An Action will be presented towards end-users when a Requirement is not met. For example, when a Requirement is "The applicable court should be French" and the associated Condition is "Deals relating to Product X", then you may want to suggest the end-user to:

  • Insert a clause from your Quality Library that stipulates exactly that.
  • Ask the LLM to rewrite the clause that specifies something different. You can then specify the writing instruction.
  • Delete the clause in the document that specifies a different court.
  • Highlight the clause in the document
  • Add a comment in the document with predefined contents.

Note that you can create multiple Actions for a single Requirement. In fact, it may be helpful towards the end-user to offer multiple Actions for a single requirement, so the end-user can – for example – choose whether to delete an offending clause, or instead highlight it.

Adding an Insight

Insights allow you to provide background information to the LLM.

They are ideal for communicating information that is necessary for the LLM for assessing different Requirements. Instead of explaining certain internal concepts per Requirement, you are advised to create a single Insight that centrally lists that information.

An Insight only contains a Title and Contents box. As is the case with the other components of a Requirement, you can omit the Contents if it would not specify anything beyond the Title.

Review sets

Once you have created several rules in a category, you can optionally create Review Sets by clicking on the "Combine" button.
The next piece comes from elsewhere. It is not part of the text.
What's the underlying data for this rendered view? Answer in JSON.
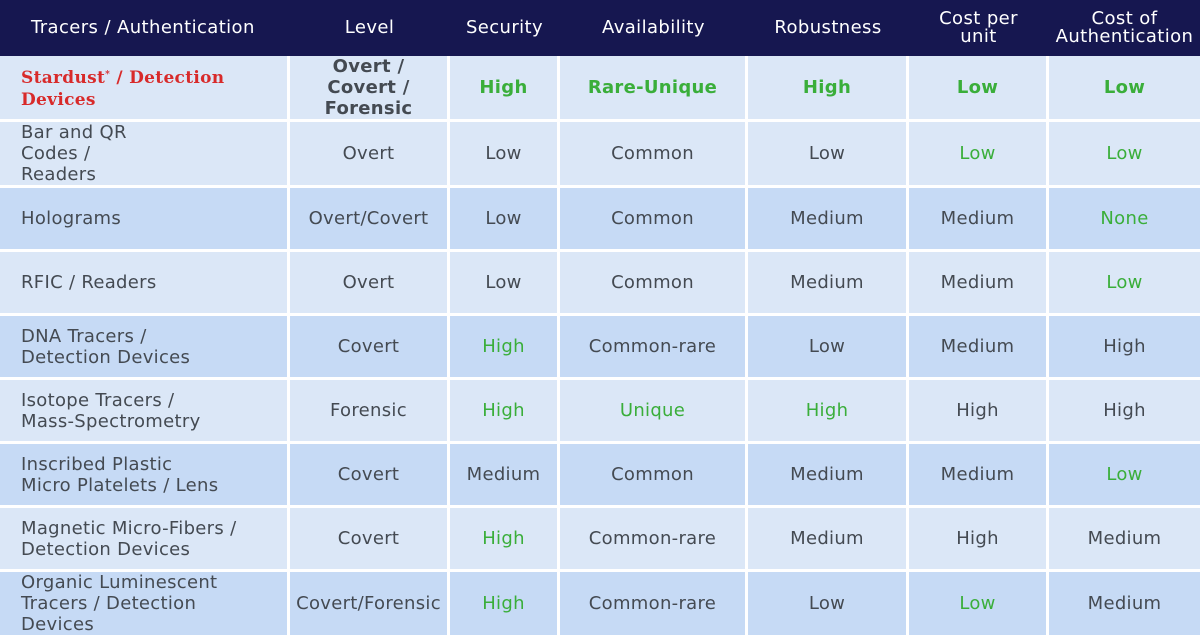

The underlying idea is that not all your requirements will necessarily apply to every deal. Through Review Sets, you can specify which rules apply, and additionally pre-fill certain questions.

The end-user will then be able to specify the relevant Review Set when submitting an actual review request. For example, when licensing software, you may have 50 different rules that can theoretically apply, depending on the type of software being purchased, its mission critical nature, value, supplier, etc. Many of the more onerous requirements can probably be skipped when purchasing a low-value product, as opposed to purchasing an enterprise-wide multi-million dollar system.

  • If conditions have associated questions, then those can be optionally answered and stored within a Review Set. It is not necessary to answer all questions: questions that are left unanswered, will be asked from the end-user.
  • Only requirements that are selected will be submitted to the LLM.
It is not mandatory to create a Review Set. If you do not create any review set for a particular Review Category, and the end-user selects this Review Category, then all of the elements within that Review Category will be submitted to the LLM (preceded by asking the end-user all questions, since none will be answered).